Question

An amount of ₹ 5000 is put into three investments of 6%, 7% and 8% per annum respectively. The total annual income from these investments is ₹ 358. If the total annual income from first two investments is ₹ 70 more than the income from the third, find the amount of each investment by the matrix method.

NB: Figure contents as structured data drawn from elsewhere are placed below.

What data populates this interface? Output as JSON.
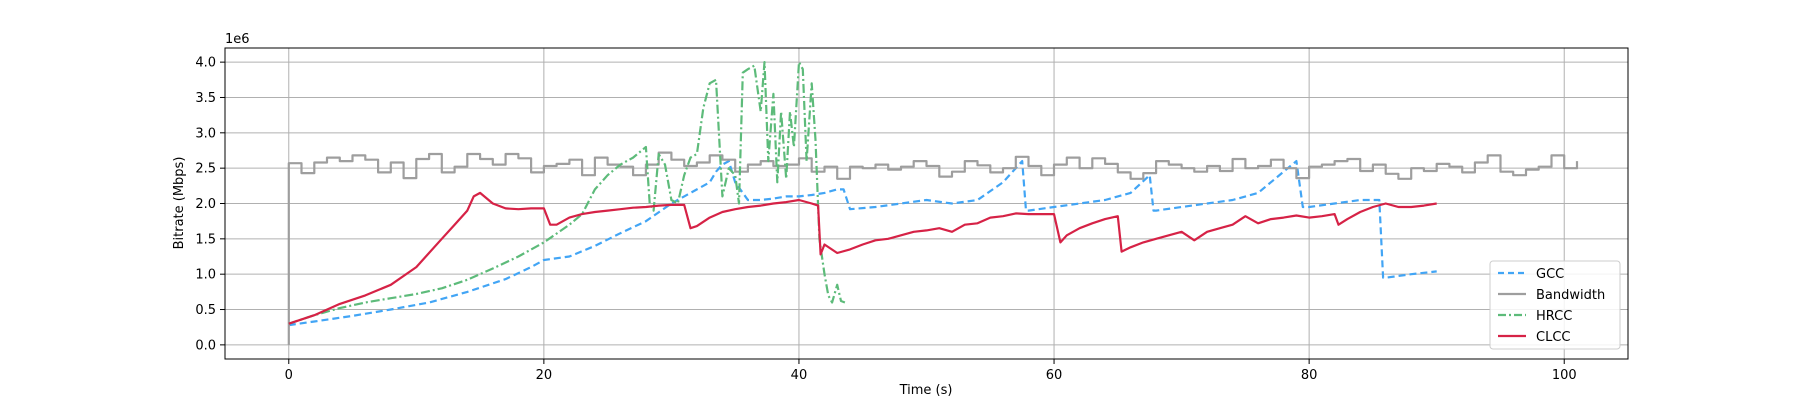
{
  "chart_data": {
    "type": "line",
    "title": "",
    "xlabel": "Time (s)",
    "ylabel": "Bitrate (Mbps)",
    "y_offset_label": "1e6",
    "xlim": [
      -5,
      105
    ],
    "ylim": [
      -0.2,
      4.2
    ],
    "x_ticks": [
      0,
      20,
      40,
      60,
      80,
      100
    ],
    "y_ticks": [
      0.0,
      0.5,
      1.0,
      1.5,
      2.0,
      2.5,
      3.0,
      3.5,
      4.0
    ],
    "x_tick_labels": [
      "0",
      "20",
      "40",
      "60",
      "80",
      "100"
    ],
    "y_tick_labels": [
      "0.0",
      "0.5",
      "1.0",
      "1.5",
      "2.0",
      "2.5",
      "3.0",
      "3.5",
      "4.0"
    ],
    "grid": true,
    "legend_position": "bottom-right",
    "series": [
      {
        "name": "GCC",
        "color": "#42a5f5",
        "style": "dashed",
        "x": [
          0,
          2,
          5,
          8,
          11,
          14,
          17,
          19,
          20,
          22,
          24,
          26,
          28,
          30,
          31,
          32,
          33,
          33.5,
          34,
          34.5,
          35,
          36,
          37,
          38,
          39,
          40,
          41,
          42,
          43,
          43.5,
          44,
          46,
          48,
          50,
          52,
          54,
          56,
          57.5,
          57.8,
          58,
          60,
          62,
          64,
          66,
          67.5,
          67.8,
          68,
          70,
          72,
          74,
          76,
          78,
          79,
          79.5,
          80,
          82,
          84,
          85.5,
          85.8,
          86,
          88,
          90
        ],
        "y": [
          0.28,
          0.33,
          0.41,
          0.5,
          0.6,
          0.75,
          0.93,
          1.1,
          1.2,
          1.25,
          1.4,
          1.58,
          1.75,
          2.0,
          2.1,
          2.2,
          2.3,
          2.45,
          2.55,
          2.6,
          2.3,
          2.05,
          2.05,
          2.07,
          2.1,
          2.1,
          2.12,
          2.15,
          2.2,
          2.2,
          1.92,
          1.95,
          2.0,
          2.05,
          2.0,
          2.05,
          2.3,
          2.6,
          1.9,
          1.9,
          1.95,
          2.0,
          2.05,
          2.15,
          2.4,
          1.9,
          1.9,
          1.95,
          2.0,
          2.05,
          2.15,
          2.45,
          2.6,
          1.95,
          1.95,
          2.0,
          2.05,
          2.05,
          0.95,
          0.95,
          1.0,
          1.04
        ]
      },
      {
        "name": "Bandwidth",
        "color": "#9e9e9e",
        "style": "step",
        "x": [
          0,
          0,
          1,
          2,
          3,
          4,
          5,
          6,
          7,
          8,
          9,
          10,
          11,
          12,
          13,
          14,
          15,
          16,
          17,
          18,
          19,
          20,
          21,
          22,
          23,
          24,
          25,
          26,
          27,
          28,
          29,
          30,
          31,
          32,
          33,
          34,
          35,
          36,
          37,
          38,
          39,
          40,
          41,
          42,
          43,
          44,
          45,
          46,
          47,
          48,
          49,
          50,
          51,
          52,
          53,
          54,
          55,
          56,
          57,
          58,
          59,
          60,
          61,
          62,
          63,
          64,
          65,
          66,
          67,
          68,
          69,
          70,
          71,
          72,
          73,
          74,
          75,
          76,
          77,
          78,
          79,
          80,
          81,
          82,
          83,
          84,
          85,
          86,
          87,
          88,
          89,
          90,
          91,
          92,
          93,
          94,
          95,
          96,
          97,
          98,
          99,
          100,
          101
        ],
        "y": [
          0.0,
          2.57,
          2.43,
          2.58,
          2.65,
          2.6,
          2.68,
          2.62,
          2.44,
          2.58,
          2.36,
          2.63,
          2.7,
          2.44,
          2.52,
          2.7,
          2.63,
          2.55,
          2.7,
          2.64,
          2.44,
          2.53,
          2.56,
          2.62,
          2.4,
          2.65,
          2.55,
          2.52,
          2.4,
          2.55,
          2.72,
          2.62,
          2.53,
          2.58,
          2.68,
          2.62,
          2.45,
          2.55,
          2.6,
          2.53,
          2.55,
          2.64,
          2.45,
          2.52,
          2.35,
          2.52,
          2.5,
          2.55,
          2.48,
          2.52,
          2.6,
          2.53,
          2.38,
          2.45,
          2.6,
          2.54,
          2.44,
          2.5,
          2.66,
          2.53,
          2.4,
          2.55,
          2.65,
          2.5,
          2.64,
          2.56,
          2.44,
          2.35,
          2.43,
          2.6,
          2.55,
          2.5,
          2.45,
          2.53,
          2.46,
          2.63,
          2.5,
          2.53,
          2.62,
          2.5,
          2.36,
          2.52,
          2.55,
          2.6,
          2.63,
          2.46,
          2.55,
          2.42,
          2.35,
          2.5,
          2.46,
          2.56,
          2.52,
          2.44,
          2.58,
          2.68,
          2.45,
          2.4,
          2.48,
          2.52,
          2.68,
          2.5,
          2.6
        ]
      },
      {
        "name": "HRCC",
        "color": "#5dbb7a",
        "style": "dashdot",
        "x": [
          0,
          2,
          4,
          6,
          8,
          10,
          12,
          14,
          16,
          18,
          20,
          22,
          23,
          24,
          25,
          26,
          27,
          28,
          28.3,
          28.6,
          29,
          29.5,
          30,
          30.5,
          31,
          31.5,
          32,
          32.5,
          33,
          33.5,
          34,
          34.5,
          35,
          35.3,
          35.6,
          36,
          36.5,
          37,
          37.3,
          37.6,
          38,
          38.3,
          38.6,
          39,
          39.3,
          39.6,
          40,
          40.3,
          40.6,
          41,
          41.3,
          41.6,
          42,
          42.3,
          42.6,
          43,
          43.3,
          43.6
        ],
        "y": [
          0.3,
          0.42,
          0.52,
          0.6,
          0.66,
          0.72,
          0.8,
          0.92,
          1.08,
          1.25,
          1.45,
          1.7,
          1.85,
          2.2,
          2.4,
          2.55,
          2.65,
          2.8,
          2.0,
          1.9,
          2.7,
          2.55,
          2.05,
          2.0,
          2.4,
          2.65,
          2.7,
          3.35,
          3.7,
          3.75,
          2.1,
          2.5,
          2.4,
          2.0,
          3.85,
          3.9,
          3.95,
          3.3,
          4.0,
          2.6,
          3.55,
          2.3,
          3.3,
          2.35,
          3.3,
          2.8,
          4.0,
          3.9,
          2.6,
          3.7,
          2.9,
          1.5,
          1.0,
          0.7,
          0.6,
          0.85,
          0.62,
          0.6
        ]
      },
      {
        "name": "CLCC",
        "color": "#d62246",
        "style": "solid",
        "x": [
          0,
          2,
          4,
          6,
          8,
          10,
          12,
          13,
          14,
          14.5,
          15,
          16,
          17,
          18,
          19,
          20,
          20.5,
          21,
          22,
          23,
          24,
          25,
          26,
          27,
          28,
          29,
          30,
          31,
          31.5,
          32,
          33,
          34,
          35,
          36,
          37,
          38,
          39,
          40,
          41,
          41.5,
          41.7,
          42,
          43,
          44,
          45,
          46,
          47,
          48,
          49,
          50,
          51,
          52,
          53,
          54,
          55,
          56,
          57,
          58,
          59,
          60,
          60.5,
          61,
          62,
          63,
          64,
          65,
          65.3,
          66,
          67,
          68,
          69,
          70,
          71,
          72,
          73,
          74,
          75,
          76,
          77,
          78,
          79,
          80,
          81,
          82,
          82.3,
          83,
          84,
          85,
          86,
          87,
          88,
          89,
          90
        ],
        "y": [
          0.3,
          0.42,
          0.58,
          0.7,
          0.85,
          1.1,
          1.5,
          1.7,
          1.9,
          2.1,
          2.15,
          2.0,
          1.93,
          1.92,
          1.93,
          1.93,
          1.7,
          1.7,
          1.8,
          1.85,
          1.88,
          1.9,
          1.92,
          1.94,
          1.95,
          1.97,
          1.98,
          1.98,
          1.65,
          1.68,
          1.8,
          1.88,
          1.92,
          1.95,
          1.97,
          2.0,
          2.02,
          2.05,
          2.0,
          1.97,
          1.28,
          1.42,
          1.3,
          1.35,
          1.42,
          1.48,
          1.5,
          1.55,
          1.6,
          1.62,
          1.65,
          1.6,
          1.7,
          1.72,
          1.8,
          1.82,
          1.86,
          1.85,
          1.85,
          1.85,
          1.45,
          1.55,
          1.65,
          1.72,
          1.78,
          1.82,
          1.32,
          1.38,
          1.45,
          1.5,
          1.55,
          1.6,
          1.48,
          1.6,
          1.65,
          1.7,
          1.82,
          1.72,
          1.78,
          1.8,
          1.83,
          1.8,
          1.82,
          1.85,
          1.7,
          1.78,
          1.88,
          1.95,
          2.0,
          1.95,
          1.95,
          1.97,
          2.0
        ]
      }
    ]
  }
}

• A. $₹ 500$, $₹2200$, $₹ 1800$
• B. $₹ 1000$, $₹2200$, $₹ 1800$
• C. $₹ 1200$, $₹1400$, $₹ 2000$
• D. none of these

Answer 1

Answer: (B)

Let the first, second and third investments be $₹x$, $₹y$ and $₹z$ respectively.
Then, $x + y + z = 5000$ $\quad...\left(1\right)$
$\frac{6x}{100}+\frac{7y}{100}+\frac{8z}{100}=358$
$\Rightarrow \quad6x + 7y + 8z = 35800$ $\quad...\left(2\right)$
And, $\frac{6x}{100}+\frac{7y}{100}-\frac{8z}{100}=70$
$\Rightarrow \quad6x + 7y - 8z = 7000$ $\quad...\left(3\right)$
The equation $\left(1\right)$, $\left(2\right)$ and $\left(3\right)$ can be written in the form $AX = B$ as
$\left[\begin{matrix}1&1&1\\ 6&7&8\\ 6&7&-8\end{matrix}\right]\left[\begin{matrix}x\\ y\\ z\end{matrix}\right]=\left[\begin{matrix}5000\\ 35800\\ 7000\end{matrix}\right]$

Applying $R_{2}\rightarrow R_{2}-6R_{1}, R_{3}\rightarrow R_{3}-6R_{1}$, we get
$\left[\begin{matrix}1&1&1\\ 0&1&2\\ 0&1&-14\end{matrix}\right]\left[\begin{matrix}x\\ y\\ z\end{matrix}\right]=\left[\begin{matrix}5000\\ 5800\\ -23000\end{matrix}\right]$

Applying $R_{3}\rightarrow R_{3}- R_{2}$, we get
$\left[\begin{matrix}1&1&1\\ 0&1&2\\ 0&0&-16\end{matrix}\right]\left[\begin{matrix}x\\ y\\ z\end{matrix}\right]=\left[\begin{matrix}5000\\ 5800\\ -22800\end{matrix}\right]$

Now as A is reduced to an upper triangular matrix, we rewrite the equation in the original form as
$x + y + z = 5000\quad\ldots\left(i\right)$
$y + 2z = 5800\quad\ldots\left(ii\right)$
$- 1 6 z = - 28800\quad\qquad...\left(iii\right)$
From $\left(iii\right)$, $z = 1800$, from $\left(ii\right)$, $y = 2200$
From $\left(i\right)$, $x = 1000$
$\therefore \quad$ The amount of first, second and third investments is $₹ 1000$, $₹ 2200$ and $₹ 1800$ respectively.